Building a Dropbox for Business app

While enterprises themselves can of course build apps that leverage this new API for internal use, companies as well as individuals will naturally want to build apps that are used by more than just one organization. We talked to Dropbox about how this might work.

Ilya Fushman, head of product for Dropbox for Business, told VentureBeat that anyone will be able to head to, sign up for a test account, and get set up with a test app. The company doesn’t have an app store planned — instead, the Dropbox for Business website will be used for app discovery. Fushman said Dropbox will be working closely with various companies to bring these apps to different companies.

In fact, more than 20 partners are already prepping for launch. These include: Centrify, CirroSecure, CloudLock, Dell Data Protection, Domo, Elastica, General Audit Tool, IBM WebSphere Cast Iron, Guidance, Meldium, Microsoft Azure AD, Mover, nCrypted Cloud, Netskope, Nuix, Okta, OneLogin, Ping Identity, Skyhigh Networks, SkySync, Sookasa, and Splunk.

Dropbox is promising that these partner apps will support a wide range of IT processes and satisfy industry compliance standards, including:

  • eDiscovery & legal hold: Enables secure search and the ability to collect and preserve electronically stored information (ESI) in Dropbox for Business accounts. Integrations with services such as Guidance and Nuix will make it possible for admins to respond to litigation, arbitration, and regulatory investigations while keeping relevant ESI in check.
  • Data loss prevention (DLP): Protects sensitive data stored in Dropbox for Business accounts. Integrations with services including CirroSecure, CloudLock, Elastica, Netskope and Skyhigh Networks will provide admins with enterprise-class DLP, auditing and compliance functionality, and easy data management.
  • Security information and event management (SIEM) & analytics: Allows Dropbox for Business admins to access and manage employee activity logs within the company’s central log management and analytics tools. Integrations such as Splunk, Domo, and General Audit Tool support monitoring and evaluation of Dropbox for Business activity — making IT’s existing controls even more powerful.
  • Digital rights management (DRM): Provides third-party encryption for company data stored in
    Dropbox for Business accounts. Integrations including Dell Data Protection, nCrypted Cloud, and
    Sookasa will offer encryption and decryption functionality for customers in regulated industries.
  • Identity management & single sign-on (SSO): Allows companies to keep their Dropbox for Business team authenticated with an external identity provider such as Active Directory. Integrations will be available through solutions like Centrify, Meldium, Microsoft Azure AD, Okta, OneLogin, and Ping Identity.
  • Data migration and on-premises backup: Assists in transferring large amounts of data between locations and securing sensitive information with on-site data backup from services like and SkySync.
  • Custom workflows: Gives customers the tools to build in-house apps that integrate Dropbox into
    their business processes. Several Dropbox for Business customers are already leveraging the
    Dropbox Platform to enhance their internal workflows, and services such as IBM WebSphere
    Cast Iron will make it even easier to drag-and-drop connections to dozens of other enterprise systems.

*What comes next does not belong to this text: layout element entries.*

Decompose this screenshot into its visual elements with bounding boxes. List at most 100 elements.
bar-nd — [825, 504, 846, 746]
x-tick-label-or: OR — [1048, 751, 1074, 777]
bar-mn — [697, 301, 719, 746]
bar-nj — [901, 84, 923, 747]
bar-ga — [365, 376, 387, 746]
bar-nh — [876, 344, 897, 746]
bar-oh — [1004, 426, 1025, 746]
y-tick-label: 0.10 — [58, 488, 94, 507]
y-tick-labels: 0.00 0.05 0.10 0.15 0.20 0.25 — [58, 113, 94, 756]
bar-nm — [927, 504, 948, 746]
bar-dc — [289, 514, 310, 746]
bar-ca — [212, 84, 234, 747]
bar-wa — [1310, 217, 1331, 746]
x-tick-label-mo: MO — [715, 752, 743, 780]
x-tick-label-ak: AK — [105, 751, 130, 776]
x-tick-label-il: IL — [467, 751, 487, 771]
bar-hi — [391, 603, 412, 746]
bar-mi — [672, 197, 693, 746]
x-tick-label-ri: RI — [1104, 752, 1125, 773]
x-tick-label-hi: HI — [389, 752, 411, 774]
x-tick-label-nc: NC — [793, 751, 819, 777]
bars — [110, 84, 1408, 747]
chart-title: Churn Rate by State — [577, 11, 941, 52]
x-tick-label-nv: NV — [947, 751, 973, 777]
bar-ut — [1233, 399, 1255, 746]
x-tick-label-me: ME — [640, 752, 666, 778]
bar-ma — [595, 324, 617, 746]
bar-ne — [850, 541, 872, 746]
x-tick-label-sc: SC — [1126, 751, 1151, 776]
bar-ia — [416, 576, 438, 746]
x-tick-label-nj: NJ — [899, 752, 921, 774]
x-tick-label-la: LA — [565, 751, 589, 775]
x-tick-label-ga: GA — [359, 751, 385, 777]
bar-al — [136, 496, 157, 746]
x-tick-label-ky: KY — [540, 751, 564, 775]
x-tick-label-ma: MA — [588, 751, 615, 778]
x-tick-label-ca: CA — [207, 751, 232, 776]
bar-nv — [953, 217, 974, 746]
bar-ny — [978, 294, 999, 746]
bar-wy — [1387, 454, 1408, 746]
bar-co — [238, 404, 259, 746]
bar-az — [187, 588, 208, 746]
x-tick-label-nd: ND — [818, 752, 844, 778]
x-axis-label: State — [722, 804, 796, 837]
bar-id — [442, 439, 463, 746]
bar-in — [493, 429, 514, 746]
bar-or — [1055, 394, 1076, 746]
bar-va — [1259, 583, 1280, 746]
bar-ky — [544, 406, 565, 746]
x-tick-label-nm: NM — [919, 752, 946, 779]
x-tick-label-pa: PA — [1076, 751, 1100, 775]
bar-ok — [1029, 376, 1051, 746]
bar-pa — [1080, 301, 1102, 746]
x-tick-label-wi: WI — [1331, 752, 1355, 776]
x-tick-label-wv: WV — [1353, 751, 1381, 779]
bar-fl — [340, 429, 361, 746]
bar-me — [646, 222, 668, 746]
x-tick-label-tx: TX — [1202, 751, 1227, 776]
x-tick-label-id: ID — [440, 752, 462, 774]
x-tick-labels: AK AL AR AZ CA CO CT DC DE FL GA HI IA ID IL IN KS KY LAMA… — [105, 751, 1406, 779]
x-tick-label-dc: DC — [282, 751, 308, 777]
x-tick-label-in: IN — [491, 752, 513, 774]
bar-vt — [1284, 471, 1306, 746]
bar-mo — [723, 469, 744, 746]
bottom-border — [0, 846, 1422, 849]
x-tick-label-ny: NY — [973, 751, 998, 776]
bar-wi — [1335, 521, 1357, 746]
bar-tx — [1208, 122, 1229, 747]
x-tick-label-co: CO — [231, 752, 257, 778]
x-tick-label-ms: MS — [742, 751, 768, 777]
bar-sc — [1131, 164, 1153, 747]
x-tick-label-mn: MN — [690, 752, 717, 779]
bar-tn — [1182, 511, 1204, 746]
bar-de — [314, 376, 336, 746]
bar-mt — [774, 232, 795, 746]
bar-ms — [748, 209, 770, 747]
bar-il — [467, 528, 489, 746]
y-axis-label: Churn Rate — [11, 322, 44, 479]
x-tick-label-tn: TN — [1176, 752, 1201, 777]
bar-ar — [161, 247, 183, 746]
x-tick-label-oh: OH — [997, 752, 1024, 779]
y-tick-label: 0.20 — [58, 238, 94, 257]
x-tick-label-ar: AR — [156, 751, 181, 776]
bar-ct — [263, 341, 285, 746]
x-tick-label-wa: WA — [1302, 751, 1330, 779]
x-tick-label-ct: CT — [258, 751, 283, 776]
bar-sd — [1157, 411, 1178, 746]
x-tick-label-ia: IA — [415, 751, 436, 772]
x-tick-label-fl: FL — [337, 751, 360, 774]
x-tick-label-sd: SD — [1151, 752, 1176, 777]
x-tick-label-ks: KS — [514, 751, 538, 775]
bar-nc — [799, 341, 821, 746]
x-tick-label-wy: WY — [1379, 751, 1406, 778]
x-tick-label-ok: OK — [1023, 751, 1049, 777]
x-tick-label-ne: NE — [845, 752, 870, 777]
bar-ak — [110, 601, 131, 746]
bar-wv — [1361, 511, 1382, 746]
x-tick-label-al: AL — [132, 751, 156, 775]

This is an impressive list, especially in time for an API launch, but we wanted to know what the process was for a single developer, rather than a company the size of Microsoft or IBM that Dropbox will naturally want to partner with. After all, reaching a potential 100,000 companies can be tempting.

Fushman explained that Dropbox’s partnership and sales teams will be doing legal as well as security reviews and then promoting apps on the Dropbox for Business website. In other words, you’ll be treated like everyone else — sans the big brand name, so you better have a great app that enterprises will want to use.

For more technical information, we’ve uploaded the Dropbox for Business API documentation. Interested parties will want to get a head start before the API shows up — we’re told it will happen Wednesday at the latest.